Last year, a review by the Quebec government sought to merge all three professions under common regulations, prompting accounting bodies in other provinces to think about setting aside their historic differences.

Earlier this year the three were merged into a single entity to be known as a chartered professional accountant. With that will come a new certification program, which officials say will take the best of all three programs to create a more well-rounded professional.

The new program, which starts this year in Western Canada (it’s being offered directly through the new Chartered Professional Accountants of Canada and will eventually include partnerships with some universities) and next year in most of Eastern Canada, will require all students to get a grounding in both accounting and finance principles and business leadership. The courses will vary slightly based on whether students are destined for auditing or management. It will still require roughly two years of work experience before students can earn the designation, but that will be opened up to a wider variety of on-the-job training than formerly allowed.

The idea is each CPA will be “more than a bean counter,” says Tashia Batstone, vice-president of education services for the Chartered Professional Accountants of Canada. “We want to make sure that people coming out of this program have broad management skills in order to be able to apply the technical knowledge they’ve learned.”

The changes have caused a flurry of calls to accounting professor Steven Salterio’s office at Queen’s University from students and their parents worried about what it will mean for their education and their career. Not much, says Salterio, who heads the CPA Queen’s Centre For Governance. “There might be an extra course here or there, but for a student in university right now, there’s not going to be much of a difference,” he says. “It doesn’t change their job prospects. Accountants are one of the most in-demand groups in the Canadian economy.”

The biggest change will come for mid-career professionals and immigrants who don’t have degrees in business or finance from a Canadian university and will lose the option of a CGA. But the new CPA will offer a separate qualifying program for those students with university degrees in unrelated subjects.
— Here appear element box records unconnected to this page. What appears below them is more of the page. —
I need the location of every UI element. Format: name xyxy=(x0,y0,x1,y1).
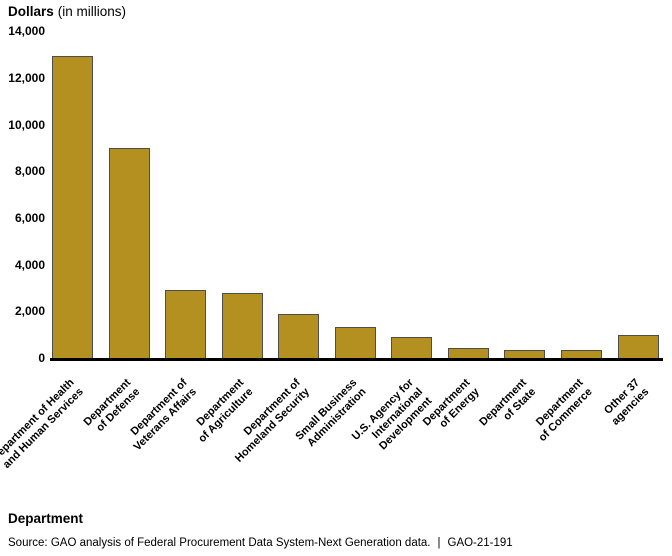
source-separator: | xyxy=(437,537,441,549)
x-category-label: Department ofHomeland Security xyxy=(224,376,313,465)
x-category-label: Departmentof Commerce xyxy=(527,376,595,444)
bar xyxy=(334,327,376,358)
y-axis-title: Dollars xyxy=(8,4,54,19)
bar xyxy=(617,335,659,358)
source-line: Source: GAO analysis of Federal Procurem… xyxy=(8,537,513,549)
x-category-label: Departmentof State xyxy=(477,376,538,437)
y-tick-label: 0 xyxy=(38,351,45,365)
y-tick-label: 4,000 xyxy=(14,257,45,272)
y-tick-label: 8,000 xyxy=(14,164,45,179)
bar xyxy=(560,350,602,358)
x-category-label: Department ofVeterans Affairs xyxy=(122,376,199,453)
bar xyxy=(165,290,207,358)
y-tick-label: 10,000 xyxy=(8,117,45,132)
x-category-label: U.S. Agency forInternationalDevelopment xyxy=(350,376,435,461)
y-tick-label: 14,000 xyxy=(8,24,45,39)
x-category-label: Departmentof Energy xyxy=(421,376,483,438)
source-text: Source: GAO analysis of Federal Procurem… xyxy=(8,537,431,549)
y-tick-label: 2,000 xyxy=(14,304,45,319)
bar xyxy=(504,350,546,358)
bar xyxy=(52,56,93,358)
bar xyxy=(108,148,150,358)
bar xyxy=(447,348,489,358)
x-category-label: Small BusinessAdministration xyxy=(293,376,368,451)
chart-title: Dollars (in millions) xyxy=(8,4,126,19)
y-axis-title-note: (in millions) xyxy=(57,4,127,19)
bar xyxy=(391,337,433,358)
bar xyxy=(221,293,263,358)
y-tick-label: 12,000 xyxy=(8,70,45,85)
bar xyxy=(278,314,320,358)
x-category-label: Departmentof Agriculture xyxy=(187,376,256,445)
y-tick-label: 6,000 xyxy=(14,210,45,225)
x-category-label: Department of Healthand Human Services xyxy=(0,376,86,473)
x-axis-baseline xyxy=(50,358,663,361)
x-category-label: Other 37agencies xyxy=(600,377,651,428)
report-id: GAO-21-191 xyxy=(447,537,513,549)
x-axis-title: Department xyxy=(8,511,84,526)
x-category-label: Departmentof Defense xyxy=(81,376,142,437)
Both programs will be available online as distance-learning courses, which opens the door to working professionals outside of major centres.

The changes are more complicated in Ontario and Manitoba, where CGAs have refused to join the new organization. Doug Brooks, head of CGA Ontario, says talks broke down because the new CPA organization couldn’t provide written guarantees that all members would be treated equally.
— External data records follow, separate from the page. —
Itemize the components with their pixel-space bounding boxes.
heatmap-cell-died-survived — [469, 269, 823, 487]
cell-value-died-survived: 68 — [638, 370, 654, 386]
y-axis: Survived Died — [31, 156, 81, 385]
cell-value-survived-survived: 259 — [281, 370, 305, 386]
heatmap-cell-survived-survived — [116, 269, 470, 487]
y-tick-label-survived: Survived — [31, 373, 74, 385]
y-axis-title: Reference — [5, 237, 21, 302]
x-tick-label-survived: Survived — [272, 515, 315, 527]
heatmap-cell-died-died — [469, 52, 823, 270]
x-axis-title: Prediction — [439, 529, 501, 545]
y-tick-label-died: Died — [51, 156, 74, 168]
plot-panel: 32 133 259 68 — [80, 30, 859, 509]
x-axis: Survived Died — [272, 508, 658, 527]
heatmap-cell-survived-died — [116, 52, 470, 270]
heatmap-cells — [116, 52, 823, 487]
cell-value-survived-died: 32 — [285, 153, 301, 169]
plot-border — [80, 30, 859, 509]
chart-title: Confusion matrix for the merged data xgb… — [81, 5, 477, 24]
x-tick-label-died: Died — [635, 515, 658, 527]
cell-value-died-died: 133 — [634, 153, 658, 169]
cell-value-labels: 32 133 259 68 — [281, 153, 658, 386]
Another issue, he says, is that CGAs couldn’t be sure they would have equal access to any new agreements over credential recognition in other countries. “We’ve said all along we always believed that unifying the profession could make sense under the right circumstances,” says Brooks. “Those circumstances are enforceable commitments around members’ rights and privileges.”

Whether students in Ontario and Manitoba should choose a CPA or a CGA will likely come down to personal preference. The CPA is designed as a two-year, part-time course taken at the same time that students gain required work experience. CGA students typically take five or six years to complete their studies, which reflects the fact that the designation has been aimed at two-year community college graduates who are going back to university and people looking to switch careers.

Despite the short-term turmoil, Salterio says the changes will strengthen Canada’s accounting programs in the long run by making them more uniform. He suspects CGAs in Ontario and Manitoba may eventually iron out their differences and join the CPA—perhaps prompted by provincial governments who want to even the playing field. “I just hope all this gets straightened out and we have a complete unification across the country, because this has been a long time coming. A hundred years is kind of ridiculous.”